Cette misère n’est pas nouvelle, certes. Déjà sous Sassou I, et sous Lissouba, nos jeunes compatriotes en étaient réduits à tous les expédients pour tenir partout où on les envoyait. A Brazzaville, ils multipliaient les grèves. Mais contre quoi feraient-ils grève à Bucarest, Roumanie ? Ou à Mourmansk, en Russie ? Dans des pays où leur présence n’est que de moins en moins tolérée, maintenant que les vernis de l’internationalisme ont renvoyé à la brutale réalité du quotidien des peuples qui vivent comme une concurrence déloyale la présence de ces étrangers ?

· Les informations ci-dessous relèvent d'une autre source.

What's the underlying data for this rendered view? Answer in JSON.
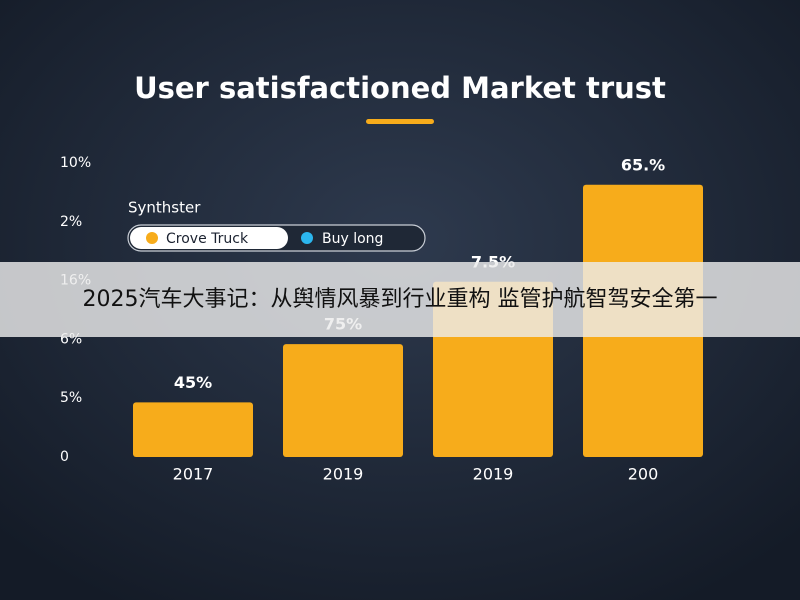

Les Congolais aux études souffrent. Ils sont acculés partout à n’avoir de choix que dans la recherche des moyens de survie, ou se laisser mourir. Les études, pourtant bénéfiques au pays, sont compromises par les difficultés d’une existence qui se rappelle à eux dès la chambre du campus (pour ceux qui en ont une). Payer le loyer, les frais scolaires, les transports – manger, tout simplement : ils vivent le miracle de la survie au quotidien.

Pour ceux qui vivent dans la plupart des pays d’Europe Occidentale, tout pousse et bien vite, à rechercher un petit boulot. Le plus sûr chemin vers la sédentarisation dans des pays où ils ne sont pas toujours accueillis les bras ouverts, ni même désirés. Dans tous les cas, qui trouve son job fait son nid et adieu le futur cadre ! D’où des situations d’humiliation : hyperdiplômés, mais hyper-déconsidérés !

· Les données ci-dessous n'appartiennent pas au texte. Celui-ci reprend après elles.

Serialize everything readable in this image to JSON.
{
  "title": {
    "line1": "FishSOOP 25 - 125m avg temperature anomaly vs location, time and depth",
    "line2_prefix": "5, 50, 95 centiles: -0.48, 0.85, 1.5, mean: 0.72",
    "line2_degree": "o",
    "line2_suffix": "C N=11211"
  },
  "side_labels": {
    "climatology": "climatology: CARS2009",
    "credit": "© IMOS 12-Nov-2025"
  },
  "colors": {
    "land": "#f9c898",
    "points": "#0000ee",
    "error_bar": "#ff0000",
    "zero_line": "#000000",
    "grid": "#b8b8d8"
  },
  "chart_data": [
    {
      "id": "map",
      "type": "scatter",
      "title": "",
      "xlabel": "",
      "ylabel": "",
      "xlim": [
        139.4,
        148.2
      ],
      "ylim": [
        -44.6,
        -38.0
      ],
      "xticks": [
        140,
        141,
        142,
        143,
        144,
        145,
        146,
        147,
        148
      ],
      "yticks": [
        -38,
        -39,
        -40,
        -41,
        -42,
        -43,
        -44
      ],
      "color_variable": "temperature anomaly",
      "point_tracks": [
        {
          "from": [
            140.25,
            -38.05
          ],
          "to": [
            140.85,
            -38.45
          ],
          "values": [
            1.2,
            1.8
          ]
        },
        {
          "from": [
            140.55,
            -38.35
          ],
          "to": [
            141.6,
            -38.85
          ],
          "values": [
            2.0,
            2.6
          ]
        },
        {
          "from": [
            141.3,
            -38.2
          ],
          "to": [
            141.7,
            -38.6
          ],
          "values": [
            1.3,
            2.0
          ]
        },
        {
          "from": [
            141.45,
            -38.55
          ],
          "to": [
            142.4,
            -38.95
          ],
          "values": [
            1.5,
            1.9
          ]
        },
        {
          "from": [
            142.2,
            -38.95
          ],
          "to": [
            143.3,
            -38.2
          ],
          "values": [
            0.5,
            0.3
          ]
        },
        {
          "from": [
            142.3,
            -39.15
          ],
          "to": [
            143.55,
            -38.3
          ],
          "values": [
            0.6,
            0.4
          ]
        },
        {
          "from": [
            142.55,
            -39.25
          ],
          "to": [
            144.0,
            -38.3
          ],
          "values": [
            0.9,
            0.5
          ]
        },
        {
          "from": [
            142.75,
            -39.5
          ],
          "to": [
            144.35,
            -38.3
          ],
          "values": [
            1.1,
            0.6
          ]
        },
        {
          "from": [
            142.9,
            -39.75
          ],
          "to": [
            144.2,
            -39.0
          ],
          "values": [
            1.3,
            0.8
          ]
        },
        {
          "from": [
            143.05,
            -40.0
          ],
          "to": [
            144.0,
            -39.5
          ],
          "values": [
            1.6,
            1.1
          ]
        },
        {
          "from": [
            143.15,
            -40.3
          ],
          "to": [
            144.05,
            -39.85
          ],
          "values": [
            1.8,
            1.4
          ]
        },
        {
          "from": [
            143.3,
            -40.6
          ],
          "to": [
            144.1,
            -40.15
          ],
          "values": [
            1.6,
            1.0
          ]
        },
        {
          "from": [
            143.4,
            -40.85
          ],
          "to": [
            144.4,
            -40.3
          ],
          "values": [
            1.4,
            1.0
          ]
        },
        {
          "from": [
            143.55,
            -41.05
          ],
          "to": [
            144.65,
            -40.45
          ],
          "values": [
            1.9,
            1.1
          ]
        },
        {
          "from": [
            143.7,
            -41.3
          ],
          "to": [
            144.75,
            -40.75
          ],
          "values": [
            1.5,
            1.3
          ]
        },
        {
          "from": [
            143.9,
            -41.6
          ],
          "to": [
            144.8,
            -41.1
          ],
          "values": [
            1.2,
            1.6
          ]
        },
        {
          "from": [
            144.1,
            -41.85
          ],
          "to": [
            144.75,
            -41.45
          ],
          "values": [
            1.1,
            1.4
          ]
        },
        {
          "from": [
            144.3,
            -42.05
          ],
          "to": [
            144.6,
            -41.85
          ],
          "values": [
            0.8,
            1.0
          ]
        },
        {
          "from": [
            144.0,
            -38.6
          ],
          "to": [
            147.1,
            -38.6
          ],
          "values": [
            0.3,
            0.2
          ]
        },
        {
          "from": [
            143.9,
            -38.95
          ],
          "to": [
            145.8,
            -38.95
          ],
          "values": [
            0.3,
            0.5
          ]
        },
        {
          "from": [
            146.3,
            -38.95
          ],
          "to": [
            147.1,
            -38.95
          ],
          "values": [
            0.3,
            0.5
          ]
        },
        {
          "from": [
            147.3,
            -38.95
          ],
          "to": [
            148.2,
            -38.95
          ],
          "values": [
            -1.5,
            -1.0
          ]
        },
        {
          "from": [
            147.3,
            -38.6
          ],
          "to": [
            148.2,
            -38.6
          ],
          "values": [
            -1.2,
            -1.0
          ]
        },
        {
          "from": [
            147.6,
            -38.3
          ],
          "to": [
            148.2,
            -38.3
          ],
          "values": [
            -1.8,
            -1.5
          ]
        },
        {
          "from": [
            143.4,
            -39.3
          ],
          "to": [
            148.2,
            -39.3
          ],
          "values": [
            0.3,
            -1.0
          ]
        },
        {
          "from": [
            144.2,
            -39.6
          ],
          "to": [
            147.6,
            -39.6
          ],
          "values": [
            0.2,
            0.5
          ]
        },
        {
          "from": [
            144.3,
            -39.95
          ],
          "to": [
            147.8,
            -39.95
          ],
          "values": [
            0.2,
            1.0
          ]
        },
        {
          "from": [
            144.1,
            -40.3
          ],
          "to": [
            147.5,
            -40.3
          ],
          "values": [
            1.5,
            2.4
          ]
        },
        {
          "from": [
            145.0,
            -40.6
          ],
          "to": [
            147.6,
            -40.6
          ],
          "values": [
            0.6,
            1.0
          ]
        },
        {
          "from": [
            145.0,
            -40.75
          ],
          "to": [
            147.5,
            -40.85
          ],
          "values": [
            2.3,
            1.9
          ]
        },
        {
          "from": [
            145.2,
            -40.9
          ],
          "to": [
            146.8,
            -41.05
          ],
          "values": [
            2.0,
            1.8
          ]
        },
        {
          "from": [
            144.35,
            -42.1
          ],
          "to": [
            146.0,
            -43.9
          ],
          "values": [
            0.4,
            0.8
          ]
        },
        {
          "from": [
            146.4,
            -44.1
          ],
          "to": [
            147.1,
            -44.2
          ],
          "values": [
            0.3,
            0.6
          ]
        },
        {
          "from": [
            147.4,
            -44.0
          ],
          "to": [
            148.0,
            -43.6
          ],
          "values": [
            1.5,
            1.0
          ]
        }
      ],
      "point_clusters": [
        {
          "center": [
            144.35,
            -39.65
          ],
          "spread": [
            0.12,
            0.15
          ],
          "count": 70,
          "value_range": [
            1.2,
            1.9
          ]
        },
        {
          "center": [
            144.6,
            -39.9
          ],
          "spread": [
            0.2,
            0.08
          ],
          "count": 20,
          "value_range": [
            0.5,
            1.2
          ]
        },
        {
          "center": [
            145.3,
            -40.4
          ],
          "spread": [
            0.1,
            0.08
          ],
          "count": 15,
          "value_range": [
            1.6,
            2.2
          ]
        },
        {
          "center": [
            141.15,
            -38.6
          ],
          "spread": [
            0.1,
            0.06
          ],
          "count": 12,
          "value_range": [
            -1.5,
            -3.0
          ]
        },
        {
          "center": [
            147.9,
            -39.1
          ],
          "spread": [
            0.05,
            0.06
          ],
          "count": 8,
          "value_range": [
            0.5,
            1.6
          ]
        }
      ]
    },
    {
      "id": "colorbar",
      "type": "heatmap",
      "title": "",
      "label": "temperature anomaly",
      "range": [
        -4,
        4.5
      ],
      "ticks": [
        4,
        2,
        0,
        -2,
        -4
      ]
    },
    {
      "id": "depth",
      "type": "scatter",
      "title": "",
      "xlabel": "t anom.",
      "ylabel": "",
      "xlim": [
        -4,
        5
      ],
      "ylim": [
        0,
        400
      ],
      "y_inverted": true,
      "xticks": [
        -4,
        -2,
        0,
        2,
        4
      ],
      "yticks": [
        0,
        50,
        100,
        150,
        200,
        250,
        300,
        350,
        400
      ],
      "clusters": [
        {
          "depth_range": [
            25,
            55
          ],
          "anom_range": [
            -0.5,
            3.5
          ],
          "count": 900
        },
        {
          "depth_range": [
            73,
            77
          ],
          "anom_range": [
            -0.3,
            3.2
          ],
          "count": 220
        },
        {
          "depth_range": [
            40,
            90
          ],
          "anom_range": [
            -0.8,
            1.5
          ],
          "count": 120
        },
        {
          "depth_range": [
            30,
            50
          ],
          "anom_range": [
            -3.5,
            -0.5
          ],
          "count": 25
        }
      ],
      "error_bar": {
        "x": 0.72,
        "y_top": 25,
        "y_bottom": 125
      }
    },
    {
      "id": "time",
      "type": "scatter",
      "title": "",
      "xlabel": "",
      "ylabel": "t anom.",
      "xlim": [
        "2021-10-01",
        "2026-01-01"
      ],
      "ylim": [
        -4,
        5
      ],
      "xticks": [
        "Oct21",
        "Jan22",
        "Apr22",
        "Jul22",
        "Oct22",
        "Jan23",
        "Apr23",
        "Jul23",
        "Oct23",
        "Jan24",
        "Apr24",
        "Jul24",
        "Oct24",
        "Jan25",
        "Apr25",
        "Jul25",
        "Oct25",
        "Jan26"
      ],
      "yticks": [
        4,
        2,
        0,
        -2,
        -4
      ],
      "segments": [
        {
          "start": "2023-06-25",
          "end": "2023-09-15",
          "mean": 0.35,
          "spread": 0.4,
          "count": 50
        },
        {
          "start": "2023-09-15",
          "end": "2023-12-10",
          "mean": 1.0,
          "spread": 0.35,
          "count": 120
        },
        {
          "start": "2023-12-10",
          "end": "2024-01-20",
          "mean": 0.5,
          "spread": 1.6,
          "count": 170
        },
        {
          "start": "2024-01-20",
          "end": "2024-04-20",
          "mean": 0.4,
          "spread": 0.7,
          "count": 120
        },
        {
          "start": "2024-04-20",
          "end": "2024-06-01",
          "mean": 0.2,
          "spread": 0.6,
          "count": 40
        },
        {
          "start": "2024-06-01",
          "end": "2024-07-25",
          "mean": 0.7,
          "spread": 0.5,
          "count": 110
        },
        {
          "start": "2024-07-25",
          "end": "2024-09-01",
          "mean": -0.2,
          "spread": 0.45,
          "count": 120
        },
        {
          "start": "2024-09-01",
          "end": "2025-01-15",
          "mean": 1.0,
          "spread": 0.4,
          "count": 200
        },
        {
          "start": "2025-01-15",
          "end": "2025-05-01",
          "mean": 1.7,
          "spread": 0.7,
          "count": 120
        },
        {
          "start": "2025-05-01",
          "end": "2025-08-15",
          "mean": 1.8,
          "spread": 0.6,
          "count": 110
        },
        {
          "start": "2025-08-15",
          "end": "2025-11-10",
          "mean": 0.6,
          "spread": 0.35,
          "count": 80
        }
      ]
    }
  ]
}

Le scandaleux dans la situation est que nous ne sommes pas n’importe quel pays ! Troisième producteur africain de pétrole après le Nigéria et l’Angola dit-on, le Congo produit 265.000 barils de pétrole brut par jour. Nous ne sommes que 3 millions d’habitants. Ne réussirons-nous jamais à nous nourrir, nous soigner, nous scolariser et prendre en charge nos retraités avec ce que nous rapportent nos ressources ? Si nous ne le faisons pas maintenant, que deviendrons-nous lorsque nous serons dix millions de Congolais ?

Reviennent les poncifs à succès. Une 4X4 VX, deuxième voiture officielle au pays, coûte 60 millions de FCFA pour les exemplaires les plus frustes. Il y a de quoi verser une bourse à 2000 étudiants pour le prix d’un seul de ces bolides.

Le Congo se prépare des lendemains de misère. Parce qu’il sacrifie ce qui devrait faire sa fierté de demain. Contraints à s’en sortir par eux-mêmes, nos étudiants se fixeront en majorité dans les pays où ils se seront réalisés. La fuite des cerveaux n’est pas toujours du manque de patriotisme. Ni la recherche absolue de bien-être au-delà des mers. Car bien des cerveaux qui souffrent aujourd’hui cherchent surtout les moyens d’abréger leurs souffrances. Pour longtemps.